As I said in my last post, I’m starting to get serious about my making. Part of that is exploring how I can make money off my work. I’ve already started to make a little bit – I’m teaching a monthly workshop at Techshop based on my cutting boards, I’m working on a couple of projects commissioned by friends, and I did one big job for a local contractor that needed help cutting some custom mounts for a floating staircase.
But now I’m interested in taking my woodworking-for-profit to the next level. I’d like to sell some of my own designs. I’m going to start by focusing on the product I’ve already perfected, cutting boards. I have some ideas for really innovative designs that I haven’t seen anywhere else. I’m also experimenting at Techshop with other kitchen and household improvements that could form the basis for future products.
Towards that end, I went to the library on Tuesday and started planning out how I could start up my own woodworking business. The San Francisco main library has a great section devoted entirely to small business issues. I browsed through the stacks and found three books that seemed like perfect foundations for my research. It was tough, but rewarding – I feel like I’m working out mental muscles that haven’t been flexed since I graduated.

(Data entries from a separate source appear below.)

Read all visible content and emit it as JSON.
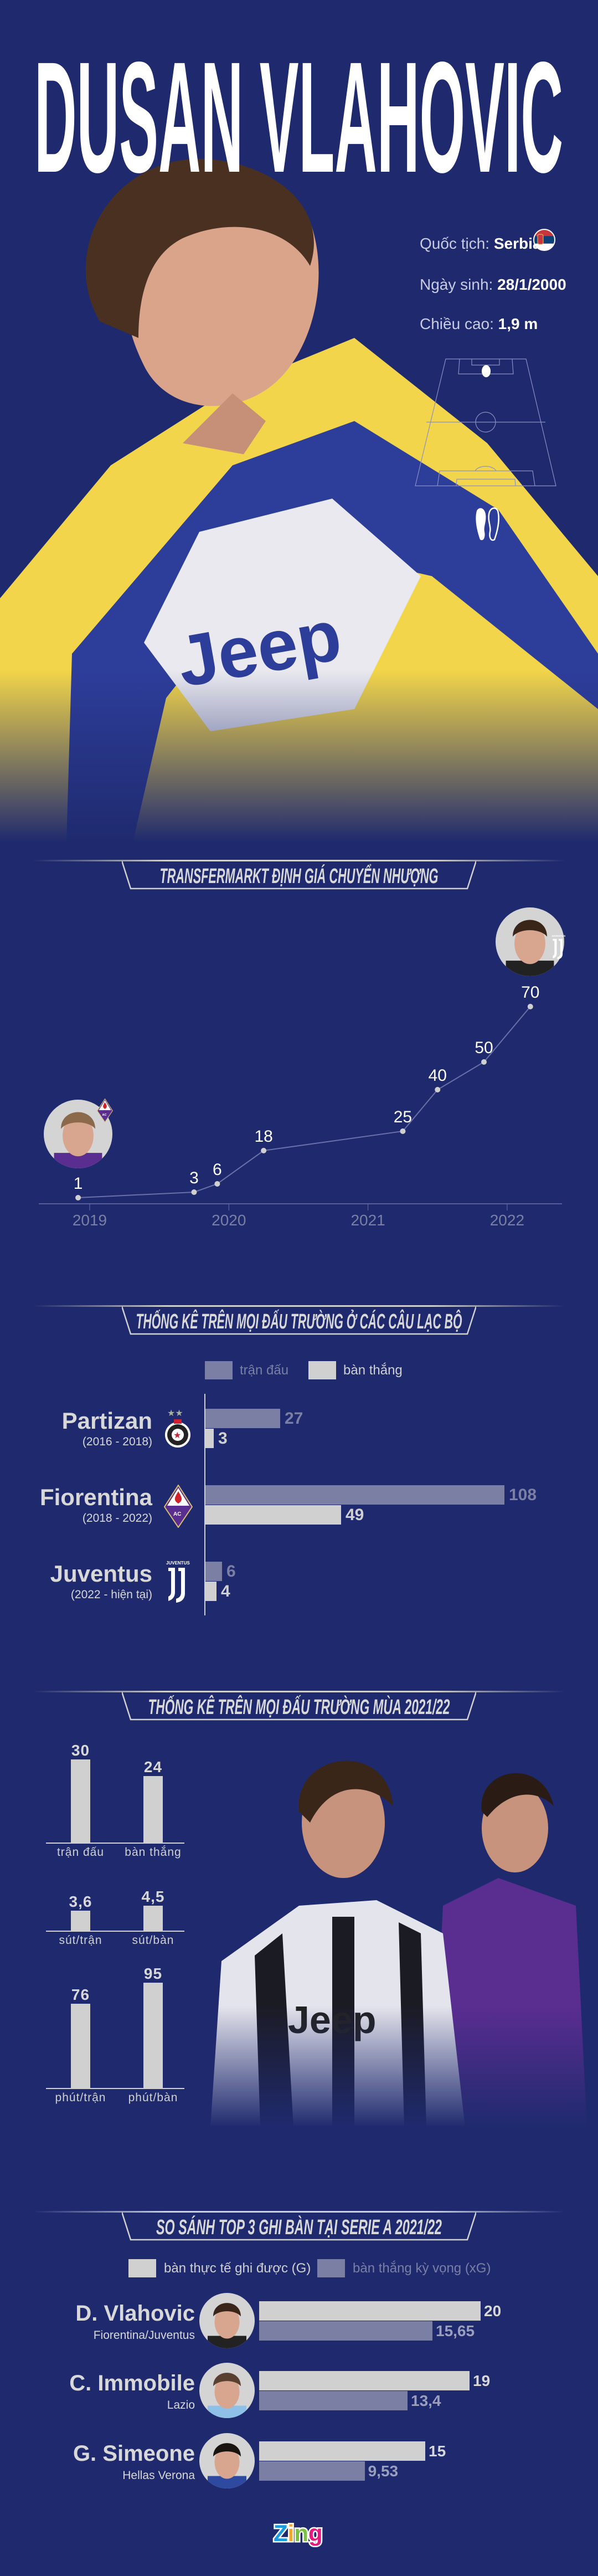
{
  "colors": {
    "background": "#1f2a6e",
    "matches_bar": "#7a7fa3",
    "goals_bar": "#d0d0d0",
    "text": "#d8d8d8",
    "kit_yellow": "#f2d54a",
    "kit_blue": "#2d3d9a"
  },
  "header": {
    "title": "DUSAN VLAHOVIC",
    "nationality_label": "Quốc tịch:",
    "nationality": "Serbia",
    "birth_label": "Ngày sinh:",
    "birth": "28/1/2000",
    "height_label": "Chiều cao:",
    "height": "1,9 m",
    "icons": [
      "serbia-flag-icon",
      "football-pitch-icon",
      "feet-icon"
    ],
    "preferred_foot": "left"
  },
  "chart_data": [
    {
      "type": "line",
      "title": "TRANSFERMARKT ĐỊNH GIÁ CHUYỂN NHƯỢNG",
      "x_ticks": [
        "2019",
        "2020",
        "2021",
        "2022"
      ],
      "points": [
        {
          "x": "2018-12",
          "y": 1,
          "label": "1"
        },
        {
          "x": "2019-10",
          "y": 3,
          "label": "3"
        },
        {
          "x": "2019-12",
          "y": 6,
          "label": "6"
        },
        {
          "x": "2020-04",
          "y": 18,
          "label": "18"
        },
        {
          "x": "2021-04",
          "y": 25,
          "label": "25"
        },
        {
          "x": "2021-07",
          "y": 40,
          "label": "40"
        },
        {
          "x": "2021-11",
          "y": 50,
          "label": "50"
        },
        {
          "x": "2022-03",
          "y": 70,
          "label": "70"
        }
      ],
      "annotations": [
        {
          "at": "2018-12",
          "image": "player-portrait-fiorentina",
          "club_icon": "fiorentina-logo-icon"
        },
        {
          "at": "2022-03",
          "image": "player-portrait-juventus",
          "club_icon": "juventus-logo-icon"
        }
      ],
      "grid": false
    },
    {
      "type": "bar",
      "orientation": "horizontal",
      "title": "THỐNG KÊ TRÊN MỌI ĐẤU TRƯỜNG Ở CÁC CÂU LẠC BỘ",
      "legend": [
        "trận đấu",
        "bàn thắng"
      ],
      "legend_placement": "top",
      "categories": [
        {
          "name": "Partizan",
          "period": "(2016 - 2018)",
          "logo": "partizan-logo-icon"
        },
        {
          "name": "Fiorentina",
          "period": "(2018 - 2022)",
          "logo": "fiorentina-logo-icon"
        },
        {
          "name": "Juventus",
          "period": "(2022 - hiện tại)",
          "logo": "juventus-logo-icon"
        }
      ],
      "series": [
        {
          "name": "trận đấu",
          "values": [
            27,
            108,
            6
          ],
          "labels": [
            "27",
            "108",
            "6"
          ]
        },
        {
          "name": "bàn thắng",
          "values": [
            3,
            49,
            4
          ],
          "labels": [
            "3",
            "49",
            "4"
          ]
        }
      ]
    },
    {
      "type": "bar",
      "title": "THỐNG KÊ TRÊN MỌI ĐẤU TRƯỜNG MÙA 2021/22",
      "groups": [
        {
          "categories": [
            "trận đấu",
            "bàn thắng"
          ],
          "values": [
            30,
            24
          ],
          "labels": [
            "30",
            "24"
          ]
        },
        {
          "categories": [
            "sút/trận",
            "sút/bàn"
          ],
          "values": [
            3.6,
            4.5
          ],
          "labels": [
            "3,6",
            "4,5"
          ]
        },
        {
          "categories": [
            "phút/trận",
            "phút/bàn"
          ],
          "values": [
            76,
            95
          ],
          "labels": [
            "76",
            "95"
          ]
        }
      ]
    },
    {
      "type": "bar",
      "orientation": "horizontal",
      "title": "SO SÁNH TOP 3 GHI BÀN TẠI SERIE A 2021/22",
      "legend": [
        "bàn thực tế ghi được (G)",
        "bàn thắng kỳ vọng (xG)"
      ],
      "legend_placement": "top",
      "categories": [
        {
          "name": "D. Vlahovic",
          "club": "Fiorentina/Juventus"
        },
        {
          "name": "C. Immobile",
          "club": "Lazio"
        },
        {
          "name": "G. Simeone",
          "club": "Hellas Verona"
        }
      ],
      "series": [
        {
          "name": "bàn thực tế ghi được (G)",
          "values": [
            20,
            19,
            15
          ],
          "labels": [
            "20",
            "19",
            "15"
          ]
        },
        {
          "name": "bàn thắng kỳ vọng (xG)",
          "values": [
            15.65,
            13.4,
            9.53
          ],
          "labels": [
            "15,65",
            "13,4",
            "9,53"
          ]
        }
      ]
    }
  ],
  "footer": {
    "logo": "Zing"
  }
}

The three books are NOLO’s “The Small Business Start-up Kit for California” and “How to Write a Business Plan,” along with “Grow Your Handmade Business by Kari Chapin. All these books are well thought out, methodical and informative. They offer lots of nuts-and-bolts advice about how to analyze a startup business, before spending a dime, and how to turn an interest or hobby into a business.
On the one hand, I feel a sense of confidence, writing out my goals and researching their viability makes my dreams feel more real and achievable. But on the other hand I feel intimidated – putting down all my hopes, dreams and assumptions makes me feel naked, especially since I plan to enlist help from many others before I get started. I traditionally do things on my own, and sharing so much with other people will be terrifying.
But that’s a good thing. One of the goals for my Passion Project is to continually live outside my comfort zone. Over the next few years, I want to always be just a little bit scared. Right now I’m scared on two fronts – first of all, what if I fail? What if I go through all this planning, preparation and hard work, and don’t have anything to show at the end? Second of all, I’m coming to the end of my savings from working in Korea – I have to make a go of this woodworking business now, or take a break and save up some more money later.
But I can overcome both of those fears. Even if my plans don’t work out, and I fall flat on my face, I will have benefited by trying. That’s the reason I’m trying to be as systematic as possible – in addition to setting up my business, I’m getting the experience of setting up a business. I may or may not succeed in the end, but the skills I learn will stay with me for a long time to come. Also, I’m sure by the end of this process I’ll have a much better idea if this is the type of work I’m cut out for.
I’m not going to share my step by step business planning on here – I need to feel the freedom to write whatever I want without worrying about others reading it. But I will share commentary on my experiences, and once I’ve finished the process I’ll share much more about my plans.
For now, I’m going to take things slowly. I’m working through 1-2 chapters in these books per day. Yesterday I went through a self-assessment to determine if I really want to start my own business (I do.) Today I started the process of writing an actual preliminary business plan.
I’m going to take the rest of the week to write and refine my business plan, and then I am going to reach out to others. I’m going to make time to talk with people in my family who started their own businesses, then try to find some online and local resources with information on woodworking businesses in particular.